Accuracy on validation set: 3885/4485 = 86.62%

Accuracy on safe driving class: 438/524 = 83.59%
Accuracy on texting - right class: 374/423 = 88.42%
Accuracy on talking on the phone - right class: 402/454 = 88.55%
Accuracy on texting - left class: 412/474 = 86.92%
Accuracy on talking on the phone - left class: 448/478 = 93.72%
Accuracy on operating the radio class: 415/446 = 93.05%
Accuracy on drinking class: 391/467 = 83.73%
Accuracy on reaching behind class: 369/396 = 93.18%
Accuracy on hair and makeup class: 260/380 = 68.42%
Accuracy on talking to passenger class: 376/443 = 84.88%


It’s difficult to guess why our model is better at knowing that someone is talking on the phone with their left hand vs. their right, especially since the camera captures images from the drivers right profile. Our model is also relatively weaker at guessing when someone is drinking, which is surprising given the uniqueness of this motion and how it looks in photos. Let’s visualize some of the model’s predictions to see if we can glean any insights.
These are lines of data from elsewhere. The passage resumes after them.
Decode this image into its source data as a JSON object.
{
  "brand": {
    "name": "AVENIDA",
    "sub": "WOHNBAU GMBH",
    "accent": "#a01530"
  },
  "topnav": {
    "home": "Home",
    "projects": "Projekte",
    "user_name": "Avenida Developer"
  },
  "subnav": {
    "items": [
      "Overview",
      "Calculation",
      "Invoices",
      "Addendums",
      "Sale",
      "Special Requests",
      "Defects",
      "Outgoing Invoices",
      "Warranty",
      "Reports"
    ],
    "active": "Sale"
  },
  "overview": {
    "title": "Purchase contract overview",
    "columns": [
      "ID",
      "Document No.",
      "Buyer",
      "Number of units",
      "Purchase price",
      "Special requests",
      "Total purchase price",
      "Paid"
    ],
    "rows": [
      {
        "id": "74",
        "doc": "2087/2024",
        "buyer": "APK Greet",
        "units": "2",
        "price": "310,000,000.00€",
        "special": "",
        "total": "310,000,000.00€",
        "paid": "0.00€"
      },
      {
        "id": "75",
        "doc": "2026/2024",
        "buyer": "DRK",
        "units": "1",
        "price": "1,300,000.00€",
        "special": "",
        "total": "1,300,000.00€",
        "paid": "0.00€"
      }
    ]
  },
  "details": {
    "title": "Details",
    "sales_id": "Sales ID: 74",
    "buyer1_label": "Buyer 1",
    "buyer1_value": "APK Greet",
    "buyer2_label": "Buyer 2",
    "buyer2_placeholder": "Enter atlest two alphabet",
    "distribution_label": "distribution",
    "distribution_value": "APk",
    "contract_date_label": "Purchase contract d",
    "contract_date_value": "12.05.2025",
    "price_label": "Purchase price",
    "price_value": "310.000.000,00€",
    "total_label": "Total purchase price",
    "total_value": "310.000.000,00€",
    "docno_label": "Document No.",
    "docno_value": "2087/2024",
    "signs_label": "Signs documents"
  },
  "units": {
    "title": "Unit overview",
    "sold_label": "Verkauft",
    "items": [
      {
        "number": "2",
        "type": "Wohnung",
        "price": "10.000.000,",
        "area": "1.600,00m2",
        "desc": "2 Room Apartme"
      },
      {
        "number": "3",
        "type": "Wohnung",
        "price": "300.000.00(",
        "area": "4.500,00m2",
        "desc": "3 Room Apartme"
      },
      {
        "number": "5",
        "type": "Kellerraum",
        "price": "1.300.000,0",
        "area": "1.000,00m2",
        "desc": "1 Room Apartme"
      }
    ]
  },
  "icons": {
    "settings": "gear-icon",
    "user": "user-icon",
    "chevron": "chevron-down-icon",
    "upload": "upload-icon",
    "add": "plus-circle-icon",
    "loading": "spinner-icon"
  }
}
As we’d expect, our model correctly labels some images and misses others. Instead of visually scanning all these predictions and guessing where our model underperforms, we can use a confusion matrix to summarize where our model gets “confused.” This visual will show us what classes are most difficult for our model to distinguish between. Numbers along the main diagonal show how many times our model correctly predicts the label of images belonging to a particular class. Looking horizontally at the values in a given row, we see how frequently our model incorrectly labels images in this class as belonging to each different class. High values off the main diagonal indicate that our model is struggling to differentiate between two classes, and we should adjust our dataset or training methods to lower this specific type of miss. The plot below includes data from the whole validation set and shows the number of times our model predicted class X and the true label was class Y. All classes are evenly distributed. Looking at this plot gives us an idea of where our model has the most room to improve. For the model’s worst class, fixing hair and makeup, the misclassifications are spread fairly evenly across the other image classes -- a potential solution might be to simply add more “hair and makeup” images to the training set. It’s also possible, however, that this class will remain a weak point for the model, given how similar this task looks to talking on the phone (either side) and drinking. Comparing classes in a pairwise manner, we see that our model had the hardest time differentiating pictures of people driving safely and talking to the passenger. It incorrectly guessed that a safe driver was talking to a passenger 22 times, and predicted that someone distracted by their passenger was safely driving 32 times. Naturally, we could improve the model’s performance by specifically training it to distinguish between these two classes.

Seatbelt Model

For this model, we created our own dataset. We did so by asking friends and family to join us in taking pictures of themselves inside of a car. We took half the pictures with a seatbelt on and half with it off, varying poses and positions every time.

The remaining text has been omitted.